“Please Call Me” & South Africa’s Mobile Heritage

“Please Call Me” & South Africa’s Mobile Heritage

We are now halfway through South Africa’s annual Heritage Month.

According to that online custodian of all earthly knowledge, Wikipedia, Heritage Day is a South African public holiday celebrated every year on 24 September. On this day, and indeed increasingly during the whole month of September, South Africans are encouraged to celebrate their culture and the diversity of their beliefs and traditions.

This commitment to marking our joint heritage in general terms had me thinking specifically about South Africa’s unique mobile heritage. Those of us who were there at the start, when the mobile floodgates were thrown open in 1993, would be familiar with South Africa’s cellular journey. It’s been a long and impressive trek indeed, with a whole host of mobile innovations being developed by South Africans for our unique conditions.
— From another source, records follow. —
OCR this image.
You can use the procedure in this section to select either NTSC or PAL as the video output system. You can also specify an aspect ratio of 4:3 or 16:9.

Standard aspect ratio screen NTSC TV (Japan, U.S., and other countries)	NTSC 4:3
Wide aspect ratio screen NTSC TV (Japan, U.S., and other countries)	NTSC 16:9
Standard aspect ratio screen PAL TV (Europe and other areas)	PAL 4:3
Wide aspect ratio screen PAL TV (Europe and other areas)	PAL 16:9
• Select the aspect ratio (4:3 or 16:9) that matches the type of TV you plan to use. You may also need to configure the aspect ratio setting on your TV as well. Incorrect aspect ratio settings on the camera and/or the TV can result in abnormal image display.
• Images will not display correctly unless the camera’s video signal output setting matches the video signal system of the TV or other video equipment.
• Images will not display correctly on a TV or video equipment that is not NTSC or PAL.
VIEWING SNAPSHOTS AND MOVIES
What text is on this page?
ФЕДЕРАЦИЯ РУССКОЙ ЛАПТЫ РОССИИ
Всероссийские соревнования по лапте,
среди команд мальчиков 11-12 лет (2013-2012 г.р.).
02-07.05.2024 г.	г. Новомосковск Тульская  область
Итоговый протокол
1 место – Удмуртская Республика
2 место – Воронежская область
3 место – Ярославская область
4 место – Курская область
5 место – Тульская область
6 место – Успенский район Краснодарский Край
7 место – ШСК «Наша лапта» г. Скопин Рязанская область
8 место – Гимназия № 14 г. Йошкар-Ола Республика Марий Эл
I remember the first “cocus plumosa” base station disguised as a palm tree being erected in Sandton around the same time prepaid cellular was taking off in 1996. Brolaz Projects, local designers of the palm and other tree varieties, went on to build hundreds of them right across Africa and elsewhere. Vodago, now about 20 years old, was billed as the world’s first successful prepaid cellular system. There are literally hundreds of locally-developed mobile innovations but for the purposes of this mobile advertising platform, let’s zoom in on prepaid.

Prepaid cellular should be celebrated as the ‘grand dame’ of mobile marketing because it led to so many mobile advertising platforms that are now available to the marketer. Chief amongst these are the text tags that are appended to the free ‘Please Call Me’ messages that practically every prepaid cellular user has – at some point – had to send to friends, loved ones or business associates. While we know that the ‘Please Call Me’ service has an impressive home grown heritage, what’s less certain is who came up with the idea. Records from a recent legal wrangle show that former Vodacom CEO Alan Knott-Craig claims to have invented the idea while watching two security guards trying to communicate with missed calls.

InTarget clients interested in the best home-spun mobile advertising platforms only need to know that the local cellular market has an impressive South African heritage and things are only going to get more interesting!